There’s also another benefit. I have learned so much doing this. I now know more about vaccines and immunology than I ever have before. I’ve learned all about logical fallacies, history, and areas of medicine into which I would never have ventured if not for blogging. I’ve even learned a lot about my own specialty, cancer. Before I started blogging about overdiagnosis, cancer heterogeneity, and other issues, I didn’t actually know that much about the topics. Now I do. It’s even translated into some minor academic recognition. Just last month I was invited to my second academic conference to give a talk solely on the basis of my reputation blogging, both here and at my other blogging location.

Finally, I can’t neglect the people. Over the years, I’ve accumulated an awesome set of regular commenters who have my back. I have a demanding day job. That means that, while I can produce these blog posts on a regular basis, I can’t produce these blog posts in a regular basis if I have to be the one also defending them against the inevitable antivaccine, antiscience, and pro-quackery trolls who regularly invade my comments. Then I got to meet some of you at various skeptical events, such as TAM and speaking engagements. I’ve put faces to some of the names, and I know that, in certain cities at least, I can always count on there being people there with whom I can hang out if I happen to be at a surgical or research meeting there.

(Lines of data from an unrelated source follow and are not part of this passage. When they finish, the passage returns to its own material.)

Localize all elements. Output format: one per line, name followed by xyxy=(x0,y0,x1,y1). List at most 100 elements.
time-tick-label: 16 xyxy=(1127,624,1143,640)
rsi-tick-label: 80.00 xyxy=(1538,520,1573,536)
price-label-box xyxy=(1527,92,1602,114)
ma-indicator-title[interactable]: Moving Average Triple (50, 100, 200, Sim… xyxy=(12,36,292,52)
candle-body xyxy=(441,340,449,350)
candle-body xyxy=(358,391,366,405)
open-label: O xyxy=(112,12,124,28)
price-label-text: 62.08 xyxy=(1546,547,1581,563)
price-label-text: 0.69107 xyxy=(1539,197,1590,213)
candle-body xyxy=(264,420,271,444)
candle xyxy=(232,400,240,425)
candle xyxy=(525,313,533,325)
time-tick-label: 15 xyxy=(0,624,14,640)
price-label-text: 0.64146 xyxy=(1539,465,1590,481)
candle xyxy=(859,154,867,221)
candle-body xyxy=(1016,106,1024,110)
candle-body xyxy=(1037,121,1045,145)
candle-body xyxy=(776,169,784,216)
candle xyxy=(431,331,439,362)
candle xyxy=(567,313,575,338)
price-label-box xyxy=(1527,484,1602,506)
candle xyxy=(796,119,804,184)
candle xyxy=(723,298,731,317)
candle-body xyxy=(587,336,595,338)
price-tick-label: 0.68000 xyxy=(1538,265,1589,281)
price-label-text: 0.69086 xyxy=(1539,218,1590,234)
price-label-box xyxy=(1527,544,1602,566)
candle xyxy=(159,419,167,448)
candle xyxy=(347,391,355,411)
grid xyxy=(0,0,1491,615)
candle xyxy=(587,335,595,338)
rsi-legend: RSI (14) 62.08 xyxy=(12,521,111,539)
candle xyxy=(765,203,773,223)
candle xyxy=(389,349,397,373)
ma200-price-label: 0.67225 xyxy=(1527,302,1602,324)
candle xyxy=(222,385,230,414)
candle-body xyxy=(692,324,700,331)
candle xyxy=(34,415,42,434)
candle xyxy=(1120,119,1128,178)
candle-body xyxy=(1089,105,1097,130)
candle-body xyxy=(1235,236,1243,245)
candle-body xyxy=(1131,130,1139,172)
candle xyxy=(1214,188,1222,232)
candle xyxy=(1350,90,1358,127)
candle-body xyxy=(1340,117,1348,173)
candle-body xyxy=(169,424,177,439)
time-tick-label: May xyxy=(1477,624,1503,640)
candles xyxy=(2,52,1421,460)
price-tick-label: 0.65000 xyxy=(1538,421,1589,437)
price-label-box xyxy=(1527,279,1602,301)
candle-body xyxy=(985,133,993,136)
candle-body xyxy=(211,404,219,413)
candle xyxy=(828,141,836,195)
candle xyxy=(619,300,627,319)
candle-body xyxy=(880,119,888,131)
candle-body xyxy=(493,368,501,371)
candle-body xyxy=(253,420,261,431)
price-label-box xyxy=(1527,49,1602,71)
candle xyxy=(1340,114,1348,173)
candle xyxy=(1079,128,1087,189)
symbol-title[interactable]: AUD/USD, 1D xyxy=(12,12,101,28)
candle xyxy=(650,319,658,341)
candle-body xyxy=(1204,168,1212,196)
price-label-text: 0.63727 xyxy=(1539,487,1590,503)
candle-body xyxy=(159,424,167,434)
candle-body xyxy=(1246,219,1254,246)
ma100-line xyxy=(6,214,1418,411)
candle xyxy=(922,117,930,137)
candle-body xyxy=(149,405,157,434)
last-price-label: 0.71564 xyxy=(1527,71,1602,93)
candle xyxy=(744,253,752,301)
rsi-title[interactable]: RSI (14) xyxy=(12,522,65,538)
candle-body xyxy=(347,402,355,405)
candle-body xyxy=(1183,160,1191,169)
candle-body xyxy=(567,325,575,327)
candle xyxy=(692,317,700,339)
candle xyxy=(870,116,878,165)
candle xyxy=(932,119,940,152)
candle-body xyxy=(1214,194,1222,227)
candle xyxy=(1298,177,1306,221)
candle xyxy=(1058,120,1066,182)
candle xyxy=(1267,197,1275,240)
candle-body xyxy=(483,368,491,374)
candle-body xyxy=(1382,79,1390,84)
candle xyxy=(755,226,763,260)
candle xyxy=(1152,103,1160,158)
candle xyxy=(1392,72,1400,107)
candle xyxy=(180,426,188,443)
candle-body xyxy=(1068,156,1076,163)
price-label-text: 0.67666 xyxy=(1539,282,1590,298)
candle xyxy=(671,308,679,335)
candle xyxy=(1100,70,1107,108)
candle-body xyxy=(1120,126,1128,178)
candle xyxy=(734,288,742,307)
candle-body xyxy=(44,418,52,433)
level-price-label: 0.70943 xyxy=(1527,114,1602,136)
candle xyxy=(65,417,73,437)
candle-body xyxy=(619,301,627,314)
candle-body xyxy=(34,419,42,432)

Finally, all of this brings us back to the question of a “crisis of faith.” Like our blogger, some of what drives me is this:

I mean, I try to answer these questions as much as I can, but I’m going on what I think the questions are and against what the anti-science forces have said. Because they — the anti-science — are surely filling someone’s mind with all sorts of [expletive] lies. And that irritates the hell out of me, because people who should know better, and many times do, are misinforming people out of things like chemotherapy for cancer, vaccines for vaccine-preventable diseases, and even antibiotics for infections.

The bottom line is that all of us bloggers, whatever we blog about, have our own reasons for doing what we do. I’ve just blathered a bit about mine. In the end, however, you have to really love what you do, as I do. Sure, I have the occasional “crisis of faith” (although I don’t call it that, obviously) in which I wonder whether what I do is getting through to anyone. It doesn’t take much to make me realize that However, I love doing this so much that these crises rarely last very long and have rarely made me seriously wonder whether I should stop doing what I’m doing. The same is not necessarily true for everyone. I hope it’s not true for The Poxes Blog. We supporters of science need all the allies we can get.